Я стоял в центре начертанного на полу круга, украшенного древними символами. Внутренний леопард беспокойно ворочался, реагируя на магию, наполнявшую пространство. Мышцы подрагивали, готовые в любой момент начать трансформацию, а обострившиеся чувства улавливали каждый шорох, каждое движение воздуха.
– А разве не в этом суть? – я попытался сконцентрироваться на частичной трансформации, чувствуя, как по телу пробегает волна изменений. Кожа зудела, словно тысячи невидимых иголочек пытались пробиться наружу, но процесс снова шел неравномерно – хвост появился какой-то кривой, а уши так и не определились с размером.
– Зверь внутри тебя – не подчиненный, а партнер, – тувинский шаман приблизился, от его халата исходил запах степных трав и дыма древних костров. – Как в горловом пении – нельзя заставить голос звучать правильно, нужно позволить ему течь естественно.
В доказательство своих слов он издал несколько низких, вибрирующих звуков, от которых задрожали стекла в окнах, а пламя в курильницах заколебалось в такт. По моему позвоночнику пробежала волна мурашек – внутренний зверь отозвался на древний зов.
Дед Пихто, чьи глаза начали светиться зеленоватым светом в такт его посоху, одобрительно кивнул:
– Правильно говорит! Помнишь, Сарыг-оол, как ты меня учил этому в Саянах? – его голос наполнился ностальгией. – После третьей бутылки архи я так в резонанс с духами вошел, что медведи сами разбегались!
– Да-да, – тувинский шаман рассмеялся, и его смех напоминал перекатывающиеся по горам камни, – а потом ты неделю икал на три голоса одновременно!

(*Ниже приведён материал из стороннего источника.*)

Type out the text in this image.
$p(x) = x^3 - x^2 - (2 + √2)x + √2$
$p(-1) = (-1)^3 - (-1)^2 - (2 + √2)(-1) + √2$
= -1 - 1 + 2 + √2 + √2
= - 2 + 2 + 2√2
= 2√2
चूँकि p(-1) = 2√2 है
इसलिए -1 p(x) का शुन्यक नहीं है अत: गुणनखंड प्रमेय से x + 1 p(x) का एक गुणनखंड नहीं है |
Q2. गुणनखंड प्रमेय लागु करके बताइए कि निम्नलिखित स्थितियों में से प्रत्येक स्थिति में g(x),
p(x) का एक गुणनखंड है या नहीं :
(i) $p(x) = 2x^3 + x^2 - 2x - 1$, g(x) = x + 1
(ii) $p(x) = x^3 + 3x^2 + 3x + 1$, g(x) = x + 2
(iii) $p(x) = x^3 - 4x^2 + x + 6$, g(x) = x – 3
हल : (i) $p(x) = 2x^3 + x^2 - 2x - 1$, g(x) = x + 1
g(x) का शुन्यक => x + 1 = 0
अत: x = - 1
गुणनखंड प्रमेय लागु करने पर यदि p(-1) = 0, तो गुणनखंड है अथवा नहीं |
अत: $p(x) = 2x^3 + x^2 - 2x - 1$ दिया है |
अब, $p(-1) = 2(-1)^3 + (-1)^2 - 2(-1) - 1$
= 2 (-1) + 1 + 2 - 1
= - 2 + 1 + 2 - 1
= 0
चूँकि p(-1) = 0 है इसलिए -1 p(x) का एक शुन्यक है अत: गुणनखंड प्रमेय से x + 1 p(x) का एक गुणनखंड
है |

Я почувствовал, как внутренний зверь отзывается на их веселье – в груди зарождалось что-то среднее между мурлыканьем и рычанием. Магия в воздухе сгустилась настолько, что казалось, ее можно было потрогать руками.
– Господа практикующие шаманы, – я попытался придать голосу солидность, хотя получилось не очень – когда у тебя наполовину трансформированная гортань, звучит это примерно как помесь мяуканья с дипломатическим кашлем. – Может вернемся к моему обучению? А то у меня хвост уже начал завязываться морским узлом от ваших воспоминаний.
– Молодежь, – проворчал дед Пихто, поднимаясь из кресла. Драконы на подлокотниках как будто проводили его недовольными взглядами. – Никакого уважения к историческому наследию. Ладно, давай попробуем по-другому. Сарыг-оол, помнишь тот прием с визуализацией?
Тувинский шаман замер посреди движения, его глаза вспыхнули древним
– О! Тот самый, с погружением в тотемный транс? – он достал из складок халата связку странных амулетов, каждый из которых, казалось, был пропитан историей длиной в столетия. – Только давай без той настойки на мухоморах – а то в прошлый раз полтайги чуть не снесло.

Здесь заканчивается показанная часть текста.